The combination of roasted red peppers and paprika create such a deep, delicious flavour that works so well cooked into a risotto here, plus the colour is breath-taking. This is a great dish to make when you’ve got all of the cupboard ingredients in the kitchen and want to create an impressive dish to brighten up any Sunday lunch.
For the risotto
- 2 vegetable stock cubes
- 1 red onion, peeled and diced
- 2 cloves of garlic, peeled and diced
- 300g risotto rice
- 2 teaspoons of paprika
- A large handful of grated Parmesan (or 2 tablespoons of nutritional yeast for a vegan version)
- Olive oil
For the red pepper paste
- 1 jar of roasted red peppers (350g drained weight), drained
- Juice of 1 lime
- 1 tablespoon of harissa paste
- Pinch of salt
1Place the stock cubes in a large bowl with 900ml of boiling water and mix until well dissolved.
2Place a pan over a medium heat and add a drizzle of olive oil. Once warm, add the chopped garlic, onion and a pinch of salt, mix well and cook for 5-10 minutes until soft.
3Once the onion has become soft, stir through the risotto rice and paprika, and cook for 2 minutes before adding a quarter of the hot vegetable stock.
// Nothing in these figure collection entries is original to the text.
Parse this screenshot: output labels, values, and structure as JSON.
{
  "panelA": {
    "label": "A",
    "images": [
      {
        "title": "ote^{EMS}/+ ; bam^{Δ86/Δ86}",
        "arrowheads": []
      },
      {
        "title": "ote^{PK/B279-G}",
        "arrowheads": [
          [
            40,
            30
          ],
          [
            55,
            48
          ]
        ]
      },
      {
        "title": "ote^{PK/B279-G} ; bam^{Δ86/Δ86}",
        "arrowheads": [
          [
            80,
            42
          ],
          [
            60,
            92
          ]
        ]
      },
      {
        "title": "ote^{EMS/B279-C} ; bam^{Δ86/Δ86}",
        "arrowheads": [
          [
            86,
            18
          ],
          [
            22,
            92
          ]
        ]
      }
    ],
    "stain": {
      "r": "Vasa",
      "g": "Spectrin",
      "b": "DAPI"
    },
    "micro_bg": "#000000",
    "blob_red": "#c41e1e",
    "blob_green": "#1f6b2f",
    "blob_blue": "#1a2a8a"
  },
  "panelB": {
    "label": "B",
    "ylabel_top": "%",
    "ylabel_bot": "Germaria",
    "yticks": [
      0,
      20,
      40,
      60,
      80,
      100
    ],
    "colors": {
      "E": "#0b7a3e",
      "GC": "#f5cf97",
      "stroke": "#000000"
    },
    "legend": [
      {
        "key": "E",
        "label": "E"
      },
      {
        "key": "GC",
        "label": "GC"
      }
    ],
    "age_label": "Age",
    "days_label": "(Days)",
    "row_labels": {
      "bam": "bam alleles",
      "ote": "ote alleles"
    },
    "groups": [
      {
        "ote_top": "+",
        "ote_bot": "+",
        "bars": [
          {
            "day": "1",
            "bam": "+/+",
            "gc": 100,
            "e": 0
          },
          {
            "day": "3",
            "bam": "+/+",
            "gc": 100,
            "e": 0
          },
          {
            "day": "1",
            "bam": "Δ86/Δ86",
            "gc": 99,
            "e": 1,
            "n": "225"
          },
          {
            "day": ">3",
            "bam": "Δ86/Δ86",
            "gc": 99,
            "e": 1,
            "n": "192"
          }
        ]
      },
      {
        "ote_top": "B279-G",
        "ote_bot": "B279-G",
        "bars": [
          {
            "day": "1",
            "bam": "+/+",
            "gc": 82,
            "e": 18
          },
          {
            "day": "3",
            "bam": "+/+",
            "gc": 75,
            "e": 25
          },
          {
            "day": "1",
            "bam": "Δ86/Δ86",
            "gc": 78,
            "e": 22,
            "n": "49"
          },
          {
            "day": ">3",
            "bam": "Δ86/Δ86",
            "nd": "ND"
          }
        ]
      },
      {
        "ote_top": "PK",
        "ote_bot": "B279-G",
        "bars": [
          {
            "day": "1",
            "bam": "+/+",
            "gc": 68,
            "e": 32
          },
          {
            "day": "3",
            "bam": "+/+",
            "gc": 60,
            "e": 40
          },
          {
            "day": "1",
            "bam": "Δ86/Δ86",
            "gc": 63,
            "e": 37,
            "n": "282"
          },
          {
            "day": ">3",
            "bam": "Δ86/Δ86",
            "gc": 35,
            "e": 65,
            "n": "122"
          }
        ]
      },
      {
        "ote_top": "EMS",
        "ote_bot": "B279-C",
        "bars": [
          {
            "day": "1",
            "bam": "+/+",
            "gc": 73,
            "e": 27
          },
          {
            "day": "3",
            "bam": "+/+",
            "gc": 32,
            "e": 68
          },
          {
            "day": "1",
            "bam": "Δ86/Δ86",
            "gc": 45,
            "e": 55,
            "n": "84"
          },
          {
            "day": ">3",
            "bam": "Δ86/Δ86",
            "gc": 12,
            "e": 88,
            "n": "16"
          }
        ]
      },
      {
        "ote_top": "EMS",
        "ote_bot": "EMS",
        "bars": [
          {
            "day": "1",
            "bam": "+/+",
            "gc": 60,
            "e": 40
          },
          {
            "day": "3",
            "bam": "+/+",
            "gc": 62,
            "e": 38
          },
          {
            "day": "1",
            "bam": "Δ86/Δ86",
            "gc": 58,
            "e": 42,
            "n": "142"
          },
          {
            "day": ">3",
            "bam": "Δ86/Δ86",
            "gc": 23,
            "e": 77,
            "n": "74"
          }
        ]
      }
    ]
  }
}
Mix well and leave to simmer for 30 minutes, stirring constantly and topping it up with a quarter of the stock every time the risotto rice looks like it has absorbed most of the water.
4While the risotto rice simmers, place all of the paste ingredients into a blender. Blend until smooth, adding a dash of water to create a red paste.
5Once the risotto rice feels soft and has absorbed all of the water, stir through the red pepper paste and Parmesan (or nutritional yeast).
6Cook for 5-10 minutes until everything is piping hot and cooked through.